Consider these scenario classes where relevant:

  • happy path
  • invalid input
  • empty state
  • loading state
  • error state
  • cancel/back-out path
  • persistence/refresh behavior
  • downstream side effects
  • role/permission variation
  • keyboard/accessibility path

Not every change needs every scenario class, but meaningful test execution should say which classes were:

  • exercised
  • not applicable
  • deferred
  • blocked

3. Evidence type

State what kind of evidence was used:

  • unit
  • integration
  • end-to-end
  • regression
  • manual proof
  • smoke/release verification
  • contract verification

The point is not to maximize ceremony.

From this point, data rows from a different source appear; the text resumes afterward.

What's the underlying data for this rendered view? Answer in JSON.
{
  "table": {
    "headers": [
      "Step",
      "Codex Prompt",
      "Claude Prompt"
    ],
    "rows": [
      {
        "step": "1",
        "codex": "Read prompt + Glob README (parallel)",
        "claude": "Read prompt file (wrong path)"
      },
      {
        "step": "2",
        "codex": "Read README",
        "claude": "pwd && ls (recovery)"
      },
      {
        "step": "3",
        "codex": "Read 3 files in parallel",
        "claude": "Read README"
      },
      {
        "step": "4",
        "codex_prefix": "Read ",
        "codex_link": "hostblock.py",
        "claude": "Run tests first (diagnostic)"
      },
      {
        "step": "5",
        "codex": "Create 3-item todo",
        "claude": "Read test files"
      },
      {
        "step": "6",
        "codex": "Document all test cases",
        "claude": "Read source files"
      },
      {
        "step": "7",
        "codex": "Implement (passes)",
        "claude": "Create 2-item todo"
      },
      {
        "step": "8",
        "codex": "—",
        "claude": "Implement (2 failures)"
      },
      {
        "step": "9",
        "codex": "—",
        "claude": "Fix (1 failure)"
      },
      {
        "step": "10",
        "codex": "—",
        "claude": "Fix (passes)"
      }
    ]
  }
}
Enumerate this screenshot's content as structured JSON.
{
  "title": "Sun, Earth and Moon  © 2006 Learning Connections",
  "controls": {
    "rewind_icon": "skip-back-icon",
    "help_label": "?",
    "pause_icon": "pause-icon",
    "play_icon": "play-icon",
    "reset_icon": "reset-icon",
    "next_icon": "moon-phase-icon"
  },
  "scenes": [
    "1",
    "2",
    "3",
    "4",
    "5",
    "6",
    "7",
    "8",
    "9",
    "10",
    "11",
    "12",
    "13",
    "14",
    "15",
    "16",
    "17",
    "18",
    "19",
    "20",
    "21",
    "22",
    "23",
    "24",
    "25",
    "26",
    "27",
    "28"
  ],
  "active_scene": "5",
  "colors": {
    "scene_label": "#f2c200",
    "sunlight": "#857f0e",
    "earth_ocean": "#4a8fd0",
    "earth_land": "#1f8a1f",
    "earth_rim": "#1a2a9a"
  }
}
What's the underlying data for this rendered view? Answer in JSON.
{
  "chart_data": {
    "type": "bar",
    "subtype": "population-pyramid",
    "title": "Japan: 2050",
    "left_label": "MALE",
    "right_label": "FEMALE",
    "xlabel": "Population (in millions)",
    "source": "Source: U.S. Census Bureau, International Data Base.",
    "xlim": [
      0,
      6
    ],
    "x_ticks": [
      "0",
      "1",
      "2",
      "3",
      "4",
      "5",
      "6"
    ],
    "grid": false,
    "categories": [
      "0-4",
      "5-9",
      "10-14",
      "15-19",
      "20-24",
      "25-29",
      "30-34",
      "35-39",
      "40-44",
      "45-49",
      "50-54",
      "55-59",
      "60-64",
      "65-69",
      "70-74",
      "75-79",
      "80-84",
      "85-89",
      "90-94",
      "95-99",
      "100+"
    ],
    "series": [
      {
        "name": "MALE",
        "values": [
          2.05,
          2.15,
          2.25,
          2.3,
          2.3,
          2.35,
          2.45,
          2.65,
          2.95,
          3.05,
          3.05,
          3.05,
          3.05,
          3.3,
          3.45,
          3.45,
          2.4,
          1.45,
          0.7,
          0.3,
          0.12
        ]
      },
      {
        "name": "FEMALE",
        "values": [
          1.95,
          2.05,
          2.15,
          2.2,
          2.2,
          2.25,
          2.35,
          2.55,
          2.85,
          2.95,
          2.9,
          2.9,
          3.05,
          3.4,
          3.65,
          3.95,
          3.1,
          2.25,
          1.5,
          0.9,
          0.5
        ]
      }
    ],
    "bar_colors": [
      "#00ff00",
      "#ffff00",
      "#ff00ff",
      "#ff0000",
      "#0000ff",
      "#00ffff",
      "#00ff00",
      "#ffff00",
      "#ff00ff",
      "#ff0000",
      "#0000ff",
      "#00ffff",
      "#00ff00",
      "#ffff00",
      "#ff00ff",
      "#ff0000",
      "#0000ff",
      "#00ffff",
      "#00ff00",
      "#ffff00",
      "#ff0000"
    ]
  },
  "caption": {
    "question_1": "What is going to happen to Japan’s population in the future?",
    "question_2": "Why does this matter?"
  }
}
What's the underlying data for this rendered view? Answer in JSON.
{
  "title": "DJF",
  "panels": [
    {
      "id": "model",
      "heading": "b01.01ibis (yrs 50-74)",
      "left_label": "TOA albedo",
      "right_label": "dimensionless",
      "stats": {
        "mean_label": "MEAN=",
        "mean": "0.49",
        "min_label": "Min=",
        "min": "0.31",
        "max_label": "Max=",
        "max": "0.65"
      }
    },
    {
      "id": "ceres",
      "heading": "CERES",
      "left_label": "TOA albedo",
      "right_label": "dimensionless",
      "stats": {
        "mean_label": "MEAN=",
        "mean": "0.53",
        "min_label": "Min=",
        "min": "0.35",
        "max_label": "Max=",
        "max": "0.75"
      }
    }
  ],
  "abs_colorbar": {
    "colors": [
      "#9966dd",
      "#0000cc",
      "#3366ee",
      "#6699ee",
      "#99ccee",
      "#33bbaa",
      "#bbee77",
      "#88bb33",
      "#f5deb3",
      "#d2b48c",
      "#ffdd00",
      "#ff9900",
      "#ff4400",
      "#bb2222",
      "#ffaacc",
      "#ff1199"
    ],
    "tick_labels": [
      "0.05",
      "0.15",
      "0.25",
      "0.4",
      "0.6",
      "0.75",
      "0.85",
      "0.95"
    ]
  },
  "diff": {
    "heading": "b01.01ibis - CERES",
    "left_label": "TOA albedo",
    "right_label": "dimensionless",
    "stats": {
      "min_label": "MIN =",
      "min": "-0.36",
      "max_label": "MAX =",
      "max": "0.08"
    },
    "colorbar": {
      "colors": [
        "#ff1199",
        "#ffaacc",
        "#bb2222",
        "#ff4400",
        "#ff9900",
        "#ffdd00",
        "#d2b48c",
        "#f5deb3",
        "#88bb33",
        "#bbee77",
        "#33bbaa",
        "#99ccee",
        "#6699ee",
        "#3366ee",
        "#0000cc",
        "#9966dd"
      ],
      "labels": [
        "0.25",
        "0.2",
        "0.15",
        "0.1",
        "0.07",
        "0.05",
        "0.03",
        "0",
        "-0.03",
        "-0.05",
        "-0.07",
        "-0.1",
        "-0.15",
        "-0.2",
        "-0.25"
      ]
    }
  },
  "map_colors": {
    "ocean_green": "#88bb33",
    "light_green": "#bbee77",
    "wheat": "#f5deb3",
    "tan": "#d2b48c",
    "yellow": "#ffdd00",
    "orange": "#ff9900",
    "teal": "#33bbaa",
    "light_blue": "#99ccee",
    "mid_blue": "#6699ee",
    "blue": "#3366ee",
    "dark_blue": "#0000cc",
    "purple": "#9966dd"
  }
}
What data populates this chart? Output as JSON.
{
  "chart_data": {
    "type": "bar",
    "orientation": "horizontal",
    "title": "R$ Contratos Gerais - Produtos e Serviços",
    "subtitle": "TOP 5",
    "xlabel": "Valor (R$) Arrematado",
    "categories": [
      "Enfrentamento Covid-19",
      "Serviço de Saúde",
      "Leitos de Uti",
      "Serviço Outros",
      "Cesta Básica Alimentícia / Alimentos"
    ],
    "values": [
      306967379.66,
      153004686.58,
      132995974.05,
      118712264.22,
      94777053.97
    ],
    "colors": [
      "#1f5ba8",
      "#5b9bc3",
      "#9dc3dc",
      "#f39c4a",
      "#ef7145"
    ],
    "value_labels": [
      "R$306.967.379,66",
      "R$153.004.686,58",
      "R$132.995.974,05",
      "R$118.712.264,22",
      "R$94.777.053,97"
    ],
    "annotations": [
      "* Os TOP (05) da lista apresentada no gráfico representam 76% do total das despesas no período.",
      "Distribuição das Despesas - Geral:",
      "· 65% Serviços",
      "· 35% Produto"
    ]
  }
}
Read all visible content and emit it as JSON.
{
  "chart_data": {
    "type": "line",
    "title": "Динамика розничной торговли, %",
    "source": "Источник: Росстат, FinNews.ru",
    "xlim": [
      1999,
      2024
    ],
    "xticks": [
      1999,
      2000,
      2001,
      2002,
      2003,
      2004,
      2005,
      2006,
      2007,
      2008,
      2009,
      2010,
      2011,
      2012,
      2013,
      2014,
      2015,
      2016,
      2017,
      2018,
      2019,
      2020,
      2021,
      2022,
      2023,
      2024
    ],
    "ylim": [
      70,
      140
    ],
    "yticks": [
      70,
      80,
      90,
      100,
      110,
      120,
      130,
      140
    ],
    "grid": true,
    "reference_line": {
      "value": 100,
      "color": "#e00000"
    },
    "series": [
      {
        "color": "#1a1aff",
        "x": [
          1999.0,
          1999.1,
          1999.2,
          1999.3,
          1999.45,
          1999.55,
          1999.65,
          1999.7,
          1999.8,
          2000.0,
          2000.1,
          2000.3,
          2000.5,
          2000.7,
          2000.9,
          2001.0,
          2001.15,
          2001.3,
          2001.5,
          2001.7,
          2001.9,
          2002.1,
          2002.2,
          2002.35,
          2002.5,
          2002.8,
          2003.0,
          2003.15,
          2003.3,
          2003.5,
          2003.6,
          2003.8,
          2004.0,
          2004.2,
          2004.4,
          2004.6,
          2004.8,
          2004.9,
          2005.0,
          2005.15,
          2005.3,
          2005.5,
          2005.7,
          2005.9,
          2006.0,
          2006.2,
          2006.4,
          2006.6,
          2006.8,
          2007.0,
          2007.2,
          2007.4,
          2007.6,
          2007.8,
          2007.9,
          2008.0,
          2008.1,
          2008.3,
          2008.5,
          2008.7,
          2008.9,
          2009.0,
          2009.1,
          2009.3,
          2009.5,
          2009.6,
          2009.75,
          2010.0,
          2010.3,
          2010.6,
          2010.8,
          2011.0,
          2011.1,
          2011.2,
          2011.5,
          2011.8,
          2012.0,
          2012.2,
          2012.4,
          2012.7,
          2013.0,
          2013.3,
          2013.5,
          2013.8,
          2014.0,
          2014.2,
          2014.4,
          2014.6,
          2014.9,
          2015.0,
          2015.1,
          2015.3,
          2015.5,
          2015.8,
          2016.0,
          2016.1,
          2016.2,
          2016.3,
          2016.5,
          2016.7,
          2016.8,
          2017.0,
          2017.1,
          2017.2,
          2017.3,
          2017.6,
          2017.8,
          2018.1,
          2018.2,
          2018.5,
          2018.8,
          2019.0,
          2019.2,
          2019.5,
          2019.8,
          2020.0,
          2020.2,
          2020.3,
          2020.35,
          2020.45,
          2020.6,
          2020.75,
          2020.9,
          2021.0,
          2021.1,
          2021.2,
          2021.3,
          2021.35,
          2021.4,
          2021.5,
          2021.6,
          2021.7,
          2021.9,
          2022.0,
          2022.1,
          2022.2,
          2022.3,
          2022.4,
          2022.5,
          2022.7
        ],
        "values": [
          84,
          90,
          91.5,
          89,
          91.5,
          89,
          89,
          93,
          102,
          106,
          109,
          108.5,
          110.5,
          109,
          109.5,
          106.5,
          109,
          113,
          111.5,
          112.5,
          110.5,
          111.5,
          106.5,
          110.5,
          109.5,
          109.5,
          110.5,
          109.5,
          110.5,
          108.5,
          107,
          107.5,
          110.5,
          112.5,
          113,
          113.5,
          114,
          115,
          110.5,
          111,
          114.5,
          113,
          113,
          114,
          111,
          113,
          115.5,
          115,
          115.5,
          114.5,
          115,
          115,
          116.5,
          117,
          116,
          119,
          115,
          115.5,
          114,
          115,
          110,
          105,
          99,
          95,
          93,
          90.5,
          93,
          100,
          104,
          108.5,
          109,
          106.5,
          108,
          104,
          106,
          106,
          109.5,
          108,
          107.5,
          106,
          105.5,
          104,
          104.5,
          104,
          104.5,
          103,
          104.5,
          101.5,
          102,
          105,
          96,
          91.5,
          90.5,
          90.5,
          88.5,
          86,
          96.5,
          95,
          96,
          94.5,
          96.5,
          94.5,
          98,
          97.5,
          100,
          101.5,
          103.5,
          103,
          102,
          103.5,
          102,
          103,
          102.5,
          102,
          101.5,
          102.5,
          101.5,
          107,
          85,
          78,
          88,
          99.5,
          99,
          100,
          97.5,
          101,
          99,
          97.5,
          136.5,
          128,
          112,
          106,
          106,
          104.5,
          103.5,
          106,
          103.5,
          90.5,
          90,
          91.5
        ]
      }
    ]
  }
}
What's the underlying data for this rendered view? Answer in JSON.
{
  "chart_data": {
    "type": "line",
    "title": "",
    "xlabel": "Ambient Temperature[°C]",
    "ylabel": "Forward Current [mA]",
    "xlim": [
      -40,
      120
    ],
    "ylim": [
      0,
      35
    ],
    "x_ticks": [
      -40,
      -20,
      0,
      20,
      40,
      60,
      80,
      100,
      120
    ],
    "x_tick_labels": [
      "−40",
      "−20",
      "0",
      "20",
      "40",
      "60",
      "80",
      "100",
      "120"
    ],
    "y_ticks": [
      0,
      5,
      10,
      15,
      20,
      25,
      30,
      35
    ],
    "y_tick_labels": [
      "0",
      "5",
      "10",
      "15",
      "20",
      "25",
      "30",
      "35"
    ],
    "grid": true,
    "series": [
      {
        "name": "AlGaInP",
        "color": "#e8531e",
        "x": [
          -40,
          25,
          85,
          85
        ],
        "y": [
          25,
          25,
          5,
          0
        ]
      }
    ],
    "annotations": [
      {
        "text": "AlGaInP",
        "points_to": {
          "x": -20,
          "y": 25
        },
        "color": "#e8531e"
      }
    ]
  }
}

The point is to make the proof legible.

4. Result classification

Use one of these classifications for each meaningful claim or scenario:

  • Verified
  • Invalidated
  • Blocked
  • Deferred
  • Not applicable

This prevents weak “green enough” reporting.

5. Proof strength

Ask whether the evidence is:

  • Direct proof — clearly proves the claimed behavior
  • Partial proof — proves only part of the claim
  • Surrogate-only proof — proves a proxy, not the actual outcome

Examples of weak surrogate-only proof:

  • success toast shown
  • API returned 200
  • page rendered
  • build passed

Examples of stronger direct proof:

  • persisted state survives reload
  • downstream state/source-of-truth changed correctly
  • role restriction actually enforced
  • failure path behaves as specified

6. Persistence and post-action proof

When the work changes saved, synced, deleted, or otherwise durable state, testing should look beyond immediate UI feedback.

Check for things like:

  • state after refresh/reload
  • source-of-truth state changed
  • downstream consumer sees the change
  • deleted item is actually gone
  • sync behavior is correct

UI success alone is not enough proof for mutation-heavy work.

7. Residuals and follow-up

A strong test run should end by stating:

  • what remains unverified
  • what was blocked
  • what was deferred
  • what assumptions still exist
  • what follow-up artifact was created

Missing test completeness must become tracked work, not invisible compromise.

Fast execution template

Use this template when reviewing a meaningful test run:

  • Claim under test:
  • Requirement / acceptance criterion:
  • Scenario classes exercised:
  • Scenario classes not applicable / deferred / blocked:
  • Evidence type:
  • Result classification:
  • Proof strength:
  • Persistence/post-action checks:
  • Residual risks / unverified items:
  • Follow-up artifact(s) created: